Я не удержался и усмехнулся. Сильно, конечно, дёргать лицо не стал – было больно. Но это не важно.
– Вы совсем с ума сошли, – сказал я.
– Сами в шоке, – кивнул Федя. – Но в нашей жизни теперь всё серьёзно. У нас – научное наследие. Мы почти спасатели.
– Почти герои, – уточнил Костя.
– Почти… – повторил я.
В палату заглянул Рикки. Он не стал говорить ничего громкого, просто вошёл и сел на прежнее место, у стены. Кивнул. Я тоже кивнул.
– Блокнот вернули? – спросил он.
Я поднял его с тумбочки. Покачал в воздухе.
– Вернули.
– Милон? – уточнил Федя.
– Милон, – подтвердил я.
Близнецы переглянулись. Никаких шуток не последовало. Даже они поняли: это уже не из области фантазий.
– А теперь, – Федя вытянулся, будто дирижёр, – если ты, наш инженер, окончательно пришёл в себя, мы можем продолжить великое дело. Планируем следующую версию фильтра. С встроенной защитой от корпоративного высокомерия.
– И автоматической подачей конфет, – добавил Костя. – На случай стрессов.
Я снова усмехнулся. Воздух в палате стал чуть легче.

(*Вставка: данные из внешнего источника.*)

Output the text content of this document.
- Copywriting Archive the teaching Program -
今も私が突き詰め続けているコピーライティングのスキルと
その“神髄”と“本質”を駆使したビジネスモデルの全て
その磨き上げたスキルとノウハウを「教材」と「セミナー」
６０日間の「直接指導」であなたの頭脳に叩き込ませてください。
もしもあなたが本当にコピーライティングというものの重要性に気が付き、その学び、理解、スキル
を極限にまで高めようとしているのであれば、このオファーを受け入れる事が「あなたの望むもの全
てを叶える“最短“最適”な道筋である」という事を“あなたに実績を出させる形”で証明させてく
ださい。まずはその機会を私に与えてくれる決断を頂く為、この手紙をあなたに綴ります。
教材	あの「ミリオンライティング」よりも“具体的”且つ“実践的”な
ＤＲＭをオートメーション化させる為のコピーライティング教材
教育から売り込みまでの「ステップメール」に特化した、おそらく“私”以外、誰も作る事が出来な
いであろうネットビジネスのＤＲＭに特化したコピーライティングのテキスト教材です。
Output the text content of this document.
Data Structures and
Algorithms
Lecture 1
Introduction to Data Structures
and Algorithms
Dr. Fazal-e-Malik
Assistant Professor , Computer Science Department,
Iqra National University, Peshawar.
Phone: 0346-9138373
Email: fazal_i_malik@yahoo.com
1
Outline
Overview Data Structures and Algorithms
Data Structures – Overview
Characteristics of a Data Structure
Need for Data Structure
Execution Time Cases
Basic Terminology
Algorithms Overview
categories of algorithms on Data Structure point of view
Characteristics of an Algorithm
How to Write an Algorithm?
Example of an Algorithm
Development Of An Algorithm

На мгновение – всего на миг – мне показалось, что всё вернулось. Но нет. Мы стали другими. Мы знали, что сделали. И знали, что это – не конец.
Это – начало.
Глава 12 – Мы ещё не решили, но уже начали
Я думал, что меня сразу выпишут. Ну, может, через день. Или два. Но оказалось – нет. Всё было медленнее, чем я представлял. Сначала капельницы. Потом какие-то жужжащие сканеры. Кислородная маска, горькие таблетки, уколы в живот – я даже не знал, что такое бывает. А главное – нельзя вставать. Почти всю первую неделю.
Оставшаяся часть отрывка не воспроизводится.